Ecco allora la necessità di costruire un’epica irlandese, che in Byrne si esprime con il richiamo ad un personaggio della tradizione (il poeta cieco Raftery) che diviene la metafora stessa dell’Irlanda. E’ un poeta improvvisatore, suona l’arpa celtica nei villaggi componendo versi che si riferiscono agli avvenimenti di attualità, e per questo è riconosciuto da tutti come un’autorità indiscussa, un leader che indica la via. La sua sposa è spagnola, quasi a sottolineare come il carattere irlandese possa incontrarsi solo con le culture mediterranee che – al pari dei figli di Erin – fondano buona parte della loro identità sull’arte e sulla musica. Il suo nemico è naturalmente un britannico (anche se gallese), il cui unico obiettivo di vita è far soldi con spregiudicate operazioni finanziarie (toh, guarda!).
Ci sono poi la natura ed i paesaggi irlandesi, grandi coprotagonisti del libro ed essi stessi parte della costruzione dell’epica nazionale, per lo più “visti” attraverso le sensazioni del cieco Raftery: sono questi secondo me i passi più belli del romanzo, i momenti in cui sembra davvero di sentire il soffio del vento, il canto degli uccelli della brughiera o il mugghiare dell’oceano ai piedi di una alta falesia.
Un libro quindi da leggere d’un fiato, lasciandosi ammaliare dal suo tono aulico ma mai enfatico, lasciandoci conquistare dalla storia – solo apparentemente piccola – narrata, lasciandoci trasportare in una terra che ha saputo esprimere alcuni dei più grandi geni letterari della storia.
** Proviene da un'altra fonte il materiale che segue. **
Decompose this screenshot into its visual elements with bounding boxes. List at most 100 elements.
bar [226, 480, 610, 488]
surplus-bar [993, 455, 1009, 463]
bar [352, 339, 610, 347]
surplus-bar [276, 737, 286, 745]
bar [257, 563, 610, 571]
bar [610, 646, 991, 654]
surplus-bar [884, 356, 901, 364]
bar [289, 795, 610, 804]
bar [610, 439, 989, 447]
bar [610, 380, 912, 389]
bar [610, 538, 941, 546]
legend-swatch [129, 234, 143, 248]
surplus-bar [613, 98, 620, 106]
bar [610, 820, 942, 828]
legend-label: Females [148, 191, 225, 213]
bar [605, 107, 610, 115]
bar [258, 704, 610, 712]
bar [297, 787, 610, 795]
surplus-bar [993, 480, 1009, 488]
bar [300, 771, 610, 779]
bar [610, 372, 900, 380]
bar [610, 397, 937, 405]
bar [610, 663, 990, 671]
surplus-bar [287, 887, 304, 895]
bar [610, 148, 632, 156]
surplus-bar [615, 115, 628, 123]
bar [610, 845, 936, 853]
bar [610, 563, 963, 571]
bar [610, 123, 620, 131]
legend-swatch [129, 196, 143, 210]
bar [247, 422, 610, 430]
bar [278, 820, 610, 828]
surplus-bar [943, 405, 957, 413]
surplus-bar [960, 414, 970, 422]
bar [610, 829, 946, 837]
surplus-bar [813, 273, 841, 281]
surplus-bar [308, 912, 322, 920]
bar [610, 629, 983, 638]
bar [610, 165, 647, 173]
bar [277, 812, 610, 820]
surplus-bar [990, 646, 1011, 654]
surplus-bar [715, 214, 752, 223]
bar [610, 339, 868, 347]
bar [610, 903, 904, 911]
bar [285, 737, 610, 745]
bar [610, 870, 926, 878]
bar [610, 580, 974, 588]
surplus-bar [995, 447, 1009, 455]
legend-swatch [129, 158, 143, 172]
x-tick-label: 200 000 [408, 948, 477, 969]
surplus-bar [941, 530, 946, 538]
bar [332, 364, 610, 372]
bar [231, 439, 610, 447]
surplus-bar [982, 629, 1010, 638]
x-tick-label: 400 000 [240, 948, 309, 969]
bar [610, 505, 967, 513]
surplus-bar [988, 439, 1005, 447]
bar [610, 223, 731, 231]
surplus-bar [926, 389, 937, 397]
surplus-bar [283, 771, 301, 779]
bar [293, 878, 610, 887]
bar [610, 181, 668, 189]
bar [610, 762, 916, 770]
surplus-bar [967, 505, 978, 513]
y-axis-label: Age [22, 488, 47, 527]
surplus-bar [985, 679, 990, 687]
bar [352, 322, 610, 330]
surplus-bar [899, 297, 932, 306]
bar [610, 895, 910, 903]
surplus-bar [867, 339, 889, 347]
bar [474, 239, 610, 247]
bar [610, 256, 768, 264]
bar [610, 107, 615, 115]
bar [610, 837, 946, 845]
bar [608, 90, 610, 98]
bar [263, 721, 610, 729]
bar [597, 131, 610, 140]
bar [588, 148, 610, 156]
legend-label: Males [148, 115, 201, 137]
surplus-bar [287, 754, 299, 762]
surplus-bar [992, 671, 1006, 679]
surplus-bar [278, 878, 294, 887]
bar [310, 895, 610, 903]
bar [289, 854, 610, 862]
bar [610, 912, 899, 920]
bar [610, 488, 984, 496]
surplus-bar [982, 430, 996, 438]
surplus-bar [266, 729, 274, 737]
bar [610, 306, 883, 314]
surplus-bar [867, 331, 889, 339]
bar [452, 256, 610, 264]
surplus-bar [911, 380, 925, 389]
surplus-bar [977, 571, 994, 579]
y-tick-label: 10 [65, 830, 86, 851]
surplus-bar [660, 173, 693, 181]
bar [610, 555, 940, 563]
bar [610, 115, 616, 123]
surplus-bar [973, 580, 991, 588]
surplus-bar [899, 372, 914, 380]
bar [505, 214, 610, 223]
Nella sua prefazione (scritta nel 1929) il traduttore Gian Dauli afferma di non esitare, dopo avere letto Blind Raftery and His wife Hilaria, a porre Donn Byrne … più in alto di tutti gli altri scrittori irlandesi anche se si chiamano col nome di uno Swift, di un Wilde, di uno Shaw, di un Yeats, di un Synge, d’uno Stephens, di un Joyce…: ecco, forse non è del tutto vero, proprio per il carattere squisitamente irlandese di questo libro, a fronte dell’universalità delle cose scritte dai grandi sopra elencati. E’ vero però che con questo romanzo Donn Byrne ha scritto un piccolo capolavoro, che sicuramente rifulge di luce propria anche al cospetto dei colossi.